I suspect that you (an earthlink user, hypothetically) would not have allowed 'support@hotmail.com', since you would have no reason to, and that if a spammer had tried to forge 'support@earthlink.com', earthlink would have blocked the mail when it got to their server.

MattJ

May i ask a question of the computer wizards here? I recently went to XP home edition with a new computer. I now have a new and very irritating kind of pop up ad.

I use pow.exe for most pop ups, but with XP, there is a new kind. It seems to open, not an IE window, but a "windows" window with an ad. They pop up more often if I haven't run adaware recently, so I assume they are part of some spyware thing...?

In any case, is there a way to deal with this "other" type of pop ups?
thanks!

Originally posted by hal bidlack
May i ask a question of the computer wizards here? I recently went to XP home edition with a new computer. I now have a new and very irritating kind of pop up ad.

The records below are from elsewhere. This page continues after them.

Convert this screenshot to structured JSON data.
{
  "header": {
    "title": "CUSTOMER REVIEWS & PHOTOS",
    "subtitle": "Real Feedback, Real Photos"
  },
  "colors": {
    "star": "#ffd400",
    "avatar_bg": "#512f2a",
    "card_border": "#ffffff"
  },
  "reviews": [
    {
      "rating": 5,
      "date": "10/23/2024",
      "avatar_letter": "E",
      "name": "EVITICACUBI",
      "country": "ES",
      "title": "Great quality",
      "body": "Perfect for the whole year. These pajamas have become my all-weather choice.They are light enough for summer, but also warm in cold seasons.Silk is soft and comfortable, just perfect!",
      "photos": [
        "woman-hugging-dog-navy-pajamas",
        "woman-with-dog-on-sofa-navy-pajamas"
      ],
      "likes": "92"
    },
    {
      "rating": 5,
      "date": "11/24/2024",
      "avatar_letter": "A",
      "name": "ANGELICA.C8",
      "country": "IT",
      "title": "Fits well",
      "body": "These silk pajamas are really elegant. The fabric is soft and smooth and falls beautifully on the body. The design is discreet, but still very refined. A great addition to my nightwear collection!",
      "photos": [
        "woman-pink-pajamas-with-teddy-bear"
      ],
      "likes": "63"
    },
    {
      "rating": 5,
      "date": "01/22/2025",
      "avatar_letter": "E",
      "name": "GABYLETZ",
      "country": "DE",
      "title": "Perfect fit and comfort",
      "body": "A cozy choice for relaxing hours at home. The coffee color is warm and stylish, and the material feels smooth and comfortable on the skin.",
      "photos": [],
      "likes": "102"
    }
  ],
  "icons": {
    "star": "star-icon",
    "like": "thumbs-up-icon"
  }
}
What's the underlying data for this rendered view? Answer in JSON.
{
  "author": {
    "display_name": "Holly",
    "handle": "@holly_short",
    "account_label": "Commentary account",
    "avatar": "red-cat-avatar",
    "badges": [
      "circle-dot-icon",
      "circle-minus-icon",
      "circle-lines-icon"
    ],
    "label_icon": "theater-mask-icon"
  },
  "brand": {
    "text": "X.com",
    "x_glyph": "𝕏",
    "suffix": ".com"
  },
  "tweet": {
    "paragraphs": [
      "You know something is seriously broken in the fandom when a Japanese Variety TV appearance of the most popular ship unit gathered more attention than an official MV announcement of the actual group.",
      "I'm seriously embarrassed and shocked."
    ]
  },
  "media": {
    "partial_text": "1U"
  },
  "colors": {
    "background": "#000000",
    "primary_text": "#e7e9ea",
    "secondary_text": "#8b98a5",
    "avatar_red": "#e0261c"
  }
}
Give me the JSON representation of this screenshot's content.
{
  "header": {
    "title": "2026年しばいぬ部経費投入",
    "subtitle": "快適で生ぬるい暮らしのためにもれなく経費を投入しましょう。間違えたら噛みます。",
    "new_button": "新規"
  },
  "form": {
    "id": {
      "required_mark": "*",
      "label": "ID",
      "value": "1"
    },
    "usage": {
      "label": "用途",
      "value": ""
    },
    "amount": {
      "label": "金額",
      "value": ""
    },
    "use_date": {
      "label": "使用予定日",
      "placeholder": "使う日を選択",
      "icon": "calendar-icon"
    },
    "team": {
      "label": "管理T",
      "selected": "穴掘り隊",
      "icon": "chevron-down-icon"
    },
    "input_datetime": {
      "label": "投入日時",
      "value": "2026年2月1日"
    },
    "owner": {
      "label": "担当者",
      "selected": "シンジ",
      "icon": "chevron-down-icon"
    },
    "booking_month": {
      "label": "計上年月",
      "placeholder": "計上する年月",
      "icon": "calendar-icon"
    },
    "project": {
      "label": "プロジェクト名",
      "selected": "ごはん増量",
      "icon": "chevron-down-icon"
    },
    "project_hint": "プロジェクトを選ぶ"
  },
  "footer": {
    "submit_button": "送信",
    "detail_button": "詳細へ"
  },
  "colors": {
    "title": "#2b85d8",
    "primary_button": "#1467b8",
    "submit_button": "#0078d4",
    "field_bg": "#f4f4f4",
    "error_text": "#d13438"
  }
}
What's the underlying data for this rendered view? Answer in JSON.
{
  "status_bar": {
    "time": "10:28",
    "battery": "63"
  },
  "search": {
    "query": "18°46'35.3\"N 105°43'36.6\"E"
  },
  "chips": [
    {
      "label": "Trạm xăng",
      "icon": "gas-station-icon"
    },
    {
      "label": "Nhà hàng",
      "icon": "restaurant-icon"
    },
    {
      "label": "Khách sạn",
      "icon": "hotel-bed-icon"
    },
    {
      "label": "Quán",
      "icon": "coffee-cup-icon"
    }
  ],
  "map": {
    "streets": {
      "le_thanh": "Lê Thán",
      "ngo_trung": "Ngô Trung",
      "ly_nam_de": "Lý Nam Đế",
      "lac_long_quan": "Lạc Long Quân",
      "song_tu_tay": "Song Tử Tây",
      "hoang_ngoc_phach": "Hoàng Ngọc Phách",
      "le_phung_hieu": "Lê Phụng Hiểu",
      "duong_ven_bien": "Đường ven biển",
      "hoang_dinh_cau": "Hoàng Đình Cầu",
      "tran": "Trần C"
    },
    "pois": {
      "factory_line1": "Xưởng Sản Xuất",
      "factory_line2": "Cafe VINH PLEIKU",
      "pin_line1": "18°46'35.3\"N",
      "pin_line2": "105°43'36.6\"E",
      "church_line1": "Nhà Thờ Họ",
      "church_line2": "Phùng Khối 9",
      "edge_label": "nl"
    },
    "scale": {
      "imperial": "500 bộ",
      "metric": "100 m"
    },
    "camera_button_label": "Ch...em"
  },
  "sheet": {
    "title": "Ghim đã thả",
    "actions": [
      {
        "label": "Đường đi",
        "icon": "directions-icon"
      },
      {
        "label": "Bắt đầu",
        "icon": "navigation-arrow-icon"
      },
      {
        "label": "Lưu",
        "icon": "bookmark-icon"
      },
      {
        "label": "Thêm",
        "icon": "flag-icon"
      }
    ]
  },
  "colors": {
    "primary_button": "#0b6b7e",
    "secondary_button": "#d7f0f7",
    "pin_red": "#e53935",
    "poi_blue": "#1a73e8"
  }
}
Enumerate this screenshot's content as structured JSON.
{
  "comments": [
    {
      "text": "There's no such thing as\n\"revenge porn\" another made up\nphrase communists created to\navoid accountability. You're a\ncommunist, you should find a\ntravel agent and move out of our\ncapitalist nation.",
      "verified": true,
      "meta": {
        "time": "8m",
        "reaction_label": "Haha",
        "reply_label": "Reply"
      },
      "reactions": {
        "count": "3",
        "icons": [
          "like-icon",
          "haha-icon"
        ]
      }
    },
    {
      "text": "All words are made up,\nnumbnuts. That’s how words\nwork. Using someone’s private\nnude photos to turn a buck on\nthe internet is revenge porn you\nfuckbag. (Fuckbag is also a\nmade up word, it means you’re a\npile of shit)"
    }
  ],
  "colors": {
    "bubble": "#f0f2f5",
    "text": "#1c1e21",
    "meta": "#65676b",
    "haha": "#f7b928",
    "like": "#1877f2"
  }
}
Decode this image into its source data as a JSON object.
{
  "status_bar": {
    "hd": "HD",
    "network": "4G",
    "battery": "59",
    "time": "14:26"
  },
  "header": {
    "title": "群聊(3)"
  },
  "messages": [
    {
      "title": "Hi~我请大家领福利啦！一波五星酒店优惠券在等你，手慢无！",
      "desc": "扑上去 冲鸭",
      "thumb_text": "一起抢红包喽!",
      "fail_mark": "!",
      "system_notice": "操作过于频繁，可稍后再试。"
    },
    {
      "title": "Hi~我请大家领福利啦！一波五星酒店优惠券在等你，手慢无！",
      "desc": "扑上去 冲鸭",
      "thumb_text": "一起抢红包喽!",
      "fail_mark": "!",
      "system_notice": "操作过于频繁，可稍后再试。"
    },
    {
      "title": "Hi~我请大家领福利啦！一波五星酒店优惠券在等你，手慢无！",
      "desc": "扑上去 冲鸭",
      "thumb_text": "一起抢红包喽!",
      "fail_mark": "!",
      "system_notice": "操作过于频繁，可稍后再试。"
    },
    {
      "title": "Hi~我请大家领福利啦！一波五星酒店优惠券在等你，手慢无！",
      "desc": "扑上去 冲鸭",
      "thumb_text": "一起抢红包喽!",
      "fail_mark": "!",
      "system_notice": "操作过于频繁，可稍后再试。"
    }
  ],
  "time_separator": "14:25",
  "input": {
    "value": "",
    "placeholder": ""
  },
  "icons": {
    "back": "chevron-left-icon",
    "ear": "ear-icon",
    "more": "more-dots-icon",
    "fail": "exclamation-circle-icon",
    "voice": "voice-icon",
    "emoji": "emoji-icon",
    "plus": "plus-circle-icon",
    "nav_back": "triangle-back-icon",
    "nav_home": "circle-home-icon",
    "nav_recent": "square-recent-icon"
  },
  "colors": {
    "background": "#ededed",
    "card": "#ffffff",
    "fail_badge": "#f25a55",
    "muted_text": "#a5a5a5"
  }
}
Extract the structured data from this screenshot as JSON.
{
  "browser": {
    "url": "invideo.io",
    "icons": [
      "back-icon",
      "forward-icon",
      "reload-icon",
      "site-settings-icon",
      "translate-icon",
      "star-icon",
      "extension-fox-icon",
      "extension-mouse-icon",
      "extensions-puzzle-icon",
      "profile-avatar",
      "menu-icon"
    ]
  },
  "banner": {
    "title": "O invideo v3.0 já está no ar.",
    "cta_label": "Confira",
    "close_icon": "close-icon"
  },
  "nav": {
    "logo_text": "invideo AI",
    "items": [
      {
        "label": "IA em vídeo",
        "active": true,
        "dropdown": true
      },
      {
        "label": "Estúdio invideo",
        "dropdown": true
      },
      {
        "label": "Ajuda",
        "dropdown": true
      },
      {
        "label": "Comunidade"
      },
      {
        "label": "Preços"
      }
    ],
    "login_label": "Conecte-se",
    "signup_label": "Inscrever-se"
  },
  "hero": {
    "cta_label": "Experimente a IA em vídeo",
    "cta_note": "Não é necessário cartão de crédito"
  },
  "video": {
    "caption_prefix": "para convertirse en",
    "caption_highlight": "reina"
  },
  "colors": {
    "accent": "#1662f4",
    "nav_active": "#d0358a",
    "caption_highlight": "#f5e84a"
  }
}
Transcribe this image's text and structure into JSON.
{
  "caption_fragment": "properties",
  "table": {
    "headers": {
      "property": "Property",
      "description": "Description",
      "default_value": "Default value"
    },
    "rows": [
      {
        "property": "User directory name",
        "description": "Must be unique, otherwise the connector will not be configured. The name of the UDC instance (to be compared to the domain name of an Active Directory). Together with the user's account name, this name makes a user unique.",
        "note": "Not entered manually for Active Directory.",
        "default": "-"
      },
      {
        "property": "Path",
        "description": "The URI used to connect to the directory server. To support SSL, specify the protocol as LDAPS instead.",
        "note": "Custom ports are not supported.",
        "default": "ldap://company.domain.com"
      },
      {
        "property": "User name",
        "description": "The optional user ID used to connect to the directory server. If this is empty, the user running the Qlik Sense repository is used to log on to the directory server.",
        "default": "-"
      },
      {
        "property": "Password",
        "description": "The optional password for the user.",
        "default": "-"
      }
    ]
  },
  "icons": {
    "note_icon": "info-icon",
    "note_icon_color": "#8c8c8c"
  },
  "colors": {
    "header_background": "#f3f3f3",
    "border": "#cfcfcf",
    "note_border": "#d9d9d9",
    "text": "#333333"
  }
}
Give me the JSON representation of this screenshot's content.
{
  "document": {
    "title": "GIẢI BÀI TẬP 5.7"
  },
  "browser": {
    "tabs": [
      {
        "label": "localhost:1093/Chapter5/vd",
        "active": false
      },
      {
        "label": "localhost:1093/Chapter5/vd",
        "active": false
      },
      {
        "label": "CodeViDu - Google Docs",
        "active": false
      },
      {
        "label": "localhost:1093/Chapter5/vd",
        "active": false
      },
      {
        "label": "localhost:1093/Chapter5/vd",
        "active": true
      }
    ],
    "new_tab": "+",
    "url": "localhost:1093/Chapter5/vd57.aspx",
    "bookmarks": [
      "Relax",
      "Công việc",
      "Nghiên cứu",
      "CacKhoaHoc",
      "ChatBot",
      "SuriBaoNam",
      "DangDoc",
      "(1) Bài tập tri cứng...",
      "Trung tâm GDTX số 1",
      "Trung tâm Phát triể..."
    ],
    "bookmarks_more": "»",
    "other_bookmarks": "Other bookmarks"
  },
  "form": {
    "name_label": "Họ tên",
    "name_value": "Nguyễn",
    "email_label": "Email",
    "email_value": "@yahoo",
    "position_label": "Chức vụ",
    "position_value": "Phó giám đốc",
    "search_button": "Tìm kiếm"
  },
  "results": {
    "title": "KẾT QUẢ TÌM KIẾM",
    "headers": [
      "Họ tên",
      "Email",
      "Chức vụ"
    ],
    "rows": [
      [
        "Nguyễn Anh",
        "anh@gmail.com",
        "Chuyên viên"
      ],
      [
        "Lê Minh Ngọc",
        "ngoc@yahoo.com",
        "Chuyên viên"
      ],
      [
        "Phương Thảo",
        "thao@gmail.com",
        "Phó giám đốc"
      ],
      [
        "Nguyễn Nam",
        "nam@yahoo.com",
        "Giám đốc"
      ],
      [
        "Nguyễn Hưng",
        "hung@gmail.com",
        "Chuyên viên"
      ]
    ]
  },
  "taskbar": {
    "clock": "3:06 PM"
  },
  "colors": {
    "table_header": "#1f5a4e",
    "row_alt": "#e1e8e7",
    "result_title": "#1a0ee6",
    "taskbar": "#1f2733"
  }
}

I use pow.exe for most pop ups, but with XP, there is a new kind. It seems to open, not an IE window, but a "windows" window with an ad. They pop up more often if I haven't run adaware recently, so I assume they are part of some spyware thing...?

In any case, is there a way to deal with this "other" type of pop ups?
thanks!

I've gotten that one, but only when I turn off my firewall.

I recommend Zonealarm, which will block the ad you're talking about, I think.

http://www.zonelabs.com/store/content/home.jsp

MattJ

I never thought I'd be saying this... but Yah Microsoft: http://seattlepi.nwsource.com/business/127012_Microsoft17ww.html and http://www.cnn.com/2003/TECH/internet/06/17/microsoft.spam/index.html


Microsoft Corp. announced it has filed 15 lawsuits against alleged e-mail spammers in Washington state and the United Kingdom on Tuesday.


Note that the article mentions Washington State. This is one of the locations that has enacted laws similar to that suggested by CAUCE and myself (namely, allowing people to sue spammers).

Originally posted by Segnosaur


The same argument (that someone could be 'framed') can be applied to any law. (But, I've never heard of anyone trying that with the anti-fax law, even though it has the same pentalties.)

If someone does forge spam on somone's behalf, then it becomes a case of fraud, and THAT would be punishable as a criminal offence.

Well, Segnosaur, it's a lot harder to forge some things than others.

I don't do it, and most people who know how don't do it, but forging email is so blatantly, stunningly, inexcusably, trivially easy to do successfully (especially given the number of completely undefended cable-modem machines out there (boo, hiss, put up a good firewall, folks, PLEASE?)) that it's not the "general case".

Furthermore, spamming fax happens one at a time. Spamming email can happen 1 million at a time.

You're not thinking through the implications. I still maintain that you are enormously oversimplifying the problem.

Note: In case it's not clear, I do not support "spam". In fact, I have the same opinion as the poor lady in the Monty Python sketch, like most of us...

I DON'T LIKE SPAM!

Passing a law to sue companies who spam, especially when it is being done on there behalf would be a huge step forward. Most of these companies are based in the USA, even if the spam originates from elsewhere.

AT&T are spending a 9 figure sum directly because of spam, which ultimately comes from the consumer. It's about time these spammers were sorted out.